Six days before tickets for the Dome are due to go on sale, the planners revealed a brief glimpse of the 30-minute show that will play in the central arena three times a day to an expected audience of 36,000.

With a background of pulsating music, composed by the rock musician Peter Gabriel, a cast of 160 dancers, acrobats and trapeze artists writhed around on ropes high in the air, and swung off a giant hanging mobile. They have been rehearsing in a high-ceilinged building in Bow, east London, for the past year.

The arena in the centre of the Dome is the size of Trafalgar Square but most of the performance will be 150 feet up, using 55ft-long mobiles. They will appear as darting dragon flies and sinister flying machines, swooping and turning in the rooftops. The story traces the history of mankind and opens with a none too subtle reference to the Garden of Eden, where the Earth people are tilling the land and living an idyllic life unencumbered by technology.

But their world is shattered after an earthquake when the Sky people hurtle down to teach them modern technology. The theme moves swiftly on from the age of innocence to the industrial era. But industrialisation gives birth to unrest and the Earth people and Sky people start to fight. A giant tower, which symbolises the age of technology, is attacked and a series of flags with graffiti from the Berlin Wall is hauled up its sides.

As in all good tales there must be a love story and, against a background of war, Sky Boy falls for Earth Girl.

Finally, the two tribes realise they would be better off working together and harnessing the best of the natural world with the best of technology. In a final cliche, a child is born to symbolise their new optimism and the birth of the future. The show is directed by Mark Fisher, an architect who has designed sets for U2, Pink Floyd and the Rolling Stones.

He said he had drawn on influences ranging from William Blake to the hippy culture when creating the show. "We are pushing the boundaries of what has been done before and that's exciting."

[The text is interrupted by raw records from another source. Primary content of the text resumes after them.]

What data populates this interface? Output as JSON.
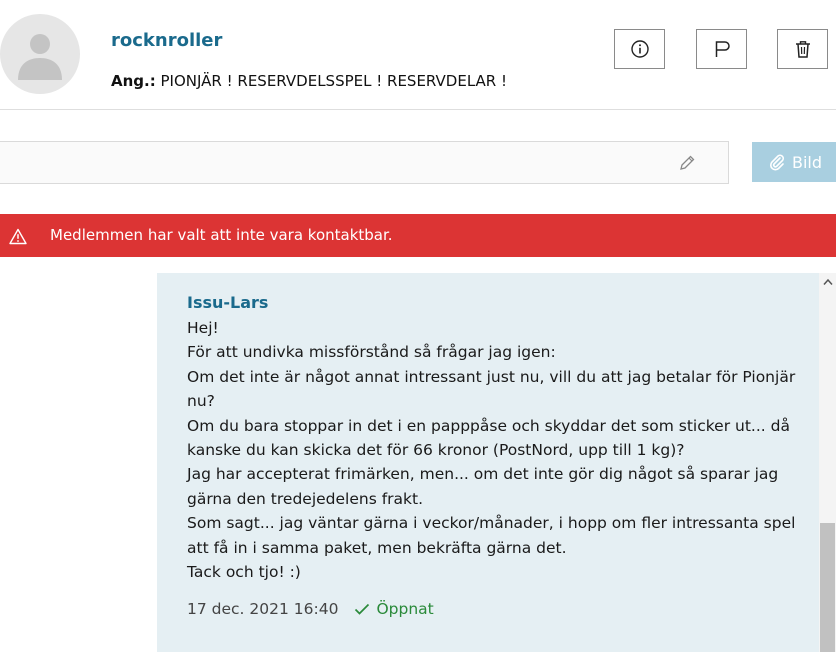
{
  "header": {
    "username": "rocknroller",
    "subject_label": "Ang.:",
    "subject_text": "PIONJÄR ! RESERVDELSSPEL ! RESERVDELAR !",
    "buttons": [
      {
        "name": "info-button",
        "icon": "info-icon"
      },
      {
        "name": "flag-button",
        "icon": "flag-icon"
      },
      {
        "name": "delete-button",
        "icon": "trash-icon"
      }
    ]
  },
  "composer": {
    "input_value": "",
    "input_placeholder": "",
    "attach_label": "Bild",
    "attach_icon": "paperclip-icon",
    "edit_icon": "pencil-icon"
  },
  "alert": {
    "icon": "warning-icon",
    "text": "Medlemmen har valt att inte vara kontaktbar.",
    "color": "#dc3434"
  },
  "message": {
    "sender": "Issu-Lars",
    "lines": [
      "Hej!",
      "För att undivka missförstånd så frågar jag igen:",
      "Om det inte är något annat intressant just nu, vill du att jag betalar för Pionjär",
      "nu?",
      "Om du bara stoppar in det i en papppåse och skyddar det som sticker ut... då",
      "kanske du kan skicka det för 66 kronor (PostNord, upp till 1 kg)?",
      "Jag har accepterat frimärken, men... om det inte gör dig något så sparar jag",
      "gärna den tredejedelens frakt.",
      "Som sagt... jag väntar gärna i veckor/månader, i hopp om fler intressanta spel",
      "att få in i samma paket, men bekräfta gärna det.",
      "Tack och tjo! :)"
    ],
    "timestamp": "17 dec. 2021 16:40",
    "status": "Öppnat",
    "status_icon": "checkmark-icon"
  },
  "colors": {
    "accent": "#1a6a8c",
    "bubble": "#e5eff3",
    "status": "#2a8a3a",
    "attach_button": "#a9cfe0"
  }
}
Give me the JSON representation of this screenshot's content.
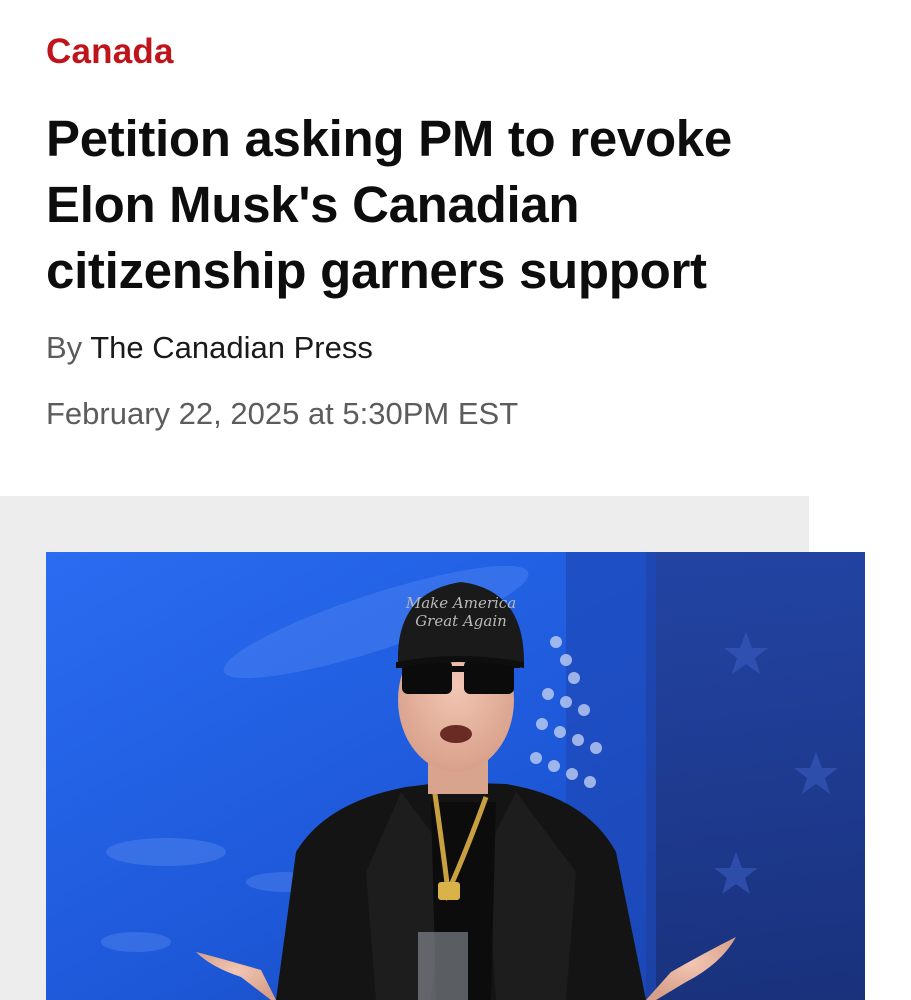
{
  "article": {
    "section": "Canada",
    "headline": "Petition asking PM to revoke Elon Musk's Canadian citizenship garners support",
    "byline_prefix": "By",
    "author": "The Canadian Press",
    "date": "February 22, 2025 at 5:30PM EST"
  },
  "photo": {
    "cap_text_line1": "Make America",
    "cap_text_line2": "Great Again"
  },
  "colors": {
    "section_red": "#c0141b",
    "photo_blue": "#1f5fe0",
    "media_background": "#ededed"
  }
}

Peter Gabriel said: "We wanted the show to be about the past, present and future and it is the story of eternal conflict within three generations of a family and the great changes that are going on around them."

He said the audience would take what they wanted from the show. While some would find a lot of biblical imagery, others would find a more secular tale. "The message is that our social, technical and personal experiences go in cycles and we can have confidence in the future."

The other message is, of course, that the girl always gets her man.